00.097.563
00.097.563
Rubrum
Publ.-Nr: 00.097.563
Stelle: Bezirksgericht Muri
Rubrik: Gerichte / Entscheide, Urteile, Verfügungen und Beschlüsse
Veröffentlicht: 12.06.2026
Verfügung vom 7. April 2026
Gesuchsteller: Erich Thalmann, Chliacherweg 3, 5623 Boswil vertreten durch erich thalmann consulting ag, Marktstrasse 14, 5630 Muri AG
Gesuchsgegner 1: Miroslav Kamenov Borisov, Reusstal 2, 5522 Tägerig
Gesuchsgegnerin 2: Svetlana Alexandrova Borisova, Dorfstrasse 6, 5624 Bünzen
Gegenstand: Summarisches Verfahren betreffend Mietausweisung
Dispositiv
1. Die Parteien werden über die Einreichung des Gesuchs beim Bezirksgericht Muri am 2. April 2026 informiert.
2. Der Gesuchsteller hat innert 10 Tagen ab Zustellung dieser Verfügung einen Kostenvorschuss von Fr. 500.00 zu bezahlen.
3. Das Gesuch vom 2. April 2026 wird den Gesuchsgegnern 1 + 2 samt Beilagen zugestellt. Die Gesuchsgegner werden aufgefordert, eine Stellungnahme einzureichen.

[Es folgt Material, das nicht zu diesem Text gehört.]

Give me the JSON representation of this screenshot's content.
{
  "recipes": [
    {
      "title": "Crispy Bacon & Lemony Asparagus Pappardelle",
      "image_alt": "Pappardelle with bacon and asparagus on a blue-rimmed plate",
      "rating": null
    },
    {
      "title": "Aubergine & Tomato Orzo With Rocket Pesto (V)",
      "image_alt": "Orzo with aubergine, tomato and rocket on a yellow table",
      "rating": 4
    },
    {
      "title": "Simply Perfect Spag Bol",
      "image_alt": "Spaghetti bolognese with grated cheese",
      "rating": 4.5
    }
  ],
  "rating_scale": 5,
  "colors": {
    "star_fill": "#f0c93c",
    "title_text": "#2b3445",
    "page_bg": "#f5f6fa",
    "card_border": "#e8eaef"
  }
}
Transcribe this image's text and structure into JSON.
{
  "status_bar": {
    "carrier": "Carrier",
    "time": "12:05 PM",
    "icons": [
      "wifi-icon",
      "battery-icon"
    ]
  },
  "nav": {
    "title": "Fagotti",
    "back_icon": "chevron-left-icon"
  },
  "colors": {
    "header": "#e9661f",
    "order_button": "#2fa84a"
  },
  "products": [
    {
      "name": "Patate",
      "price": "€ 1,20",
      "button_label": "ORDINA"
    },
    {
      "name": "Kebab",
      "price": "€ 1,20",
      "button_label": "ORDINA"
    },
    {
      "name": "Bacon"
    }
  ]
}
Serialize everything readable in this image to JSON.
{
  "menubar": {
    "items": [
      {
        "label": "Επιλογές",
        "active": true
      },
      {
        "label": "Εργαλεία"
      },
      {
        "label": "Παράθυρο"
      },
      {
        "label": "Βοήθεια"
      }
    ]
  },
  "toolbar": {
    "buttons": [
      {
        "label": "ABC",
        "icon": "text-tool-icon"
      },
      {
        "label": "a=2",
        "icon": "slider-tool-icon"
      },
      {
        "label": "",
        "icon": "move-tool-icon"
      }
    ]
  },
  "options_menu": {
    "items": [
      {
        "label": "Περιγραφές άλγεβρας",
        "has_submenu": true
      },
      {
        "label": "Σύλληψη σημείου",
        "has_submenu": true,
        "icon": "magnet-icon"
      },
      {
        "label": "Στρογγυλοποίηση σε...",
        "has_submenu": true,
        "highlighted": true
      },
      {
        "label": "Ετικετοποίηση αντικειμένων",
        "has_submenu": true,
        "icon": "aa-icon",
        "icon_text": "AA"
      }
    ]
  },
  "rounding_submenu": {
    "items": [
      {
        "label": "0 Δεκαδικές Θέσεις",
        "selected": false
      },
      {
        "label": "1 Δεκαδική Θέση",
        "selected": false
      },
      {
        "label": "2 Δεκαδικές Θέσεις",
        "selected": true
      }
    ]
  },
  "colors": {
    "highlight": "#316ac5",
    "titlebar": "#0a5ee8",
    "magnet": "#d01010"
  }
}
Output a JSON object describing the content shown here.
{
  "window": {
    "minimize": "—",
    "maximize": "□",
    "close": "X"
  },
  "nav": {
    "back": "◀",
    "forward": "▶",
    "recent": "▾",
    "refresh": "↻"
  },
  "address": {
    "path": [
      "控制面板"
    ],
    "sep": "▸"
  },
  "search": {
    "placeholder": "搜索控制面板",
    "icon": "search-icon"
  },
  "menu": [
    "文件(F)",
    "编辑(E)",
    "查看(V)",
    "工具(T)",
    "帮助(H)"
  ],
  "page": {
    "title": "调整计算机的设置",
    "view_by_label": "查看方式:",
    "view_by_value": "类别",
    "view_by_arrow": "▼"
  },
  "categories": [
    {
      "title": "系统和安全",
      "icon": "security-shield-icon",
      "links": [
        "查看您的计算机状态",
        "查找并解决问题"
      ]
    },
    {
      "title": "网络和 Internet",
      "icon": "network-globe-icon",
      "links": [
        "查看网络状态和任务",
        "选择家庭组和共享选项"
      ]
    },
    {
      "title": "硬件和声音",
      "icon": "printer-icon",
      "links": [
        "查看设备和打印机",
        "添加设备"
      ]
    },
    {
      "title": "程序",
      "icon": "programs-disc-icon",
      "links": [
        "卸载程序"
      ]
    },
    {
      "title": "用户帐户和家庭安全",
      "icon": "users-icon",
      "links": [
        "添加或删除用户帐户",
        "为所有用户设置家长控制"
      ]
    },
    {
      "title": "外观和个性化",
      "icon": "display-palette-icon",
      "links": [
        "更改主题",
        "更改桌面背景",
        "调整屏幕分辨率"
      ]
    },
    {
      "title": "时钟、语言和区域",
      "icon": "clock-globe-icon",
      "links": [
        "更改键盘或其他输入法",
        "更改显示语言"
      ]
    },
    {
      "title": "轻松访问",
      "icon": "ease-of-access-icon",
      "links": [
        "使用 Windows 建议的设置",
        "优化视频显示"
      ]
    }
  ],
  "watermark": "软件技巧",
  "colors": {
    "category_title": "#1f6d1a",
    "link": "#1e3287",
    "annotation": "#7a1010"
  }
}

Es wird ihnen dafür eine Frist von 10 Tagen gesetzt Bleibt die Stellungnahme innert angesetzter Frist aus, wird der Endentscheid getroffen.
Bitte beigefügtes Informationsblatt beachten!
Zustellung an:
den Gesuchsteller (Vertreterin)
den Gesuchsgegner 1
- die Gesuchsgegnerin 2
Rechtsmittelbelehrung
Rechtsmittelbelehrung (Art. 103 i.V.m. Art. 319 ff. ZPO)
Die Kostenbestimmung dieses Entscheides kann innert 10 Tagen seit seiner Zustellung beim Obergericht, Obere Vorstadt 38, 5000 Aarau, mit Beschwerde angefochten werden.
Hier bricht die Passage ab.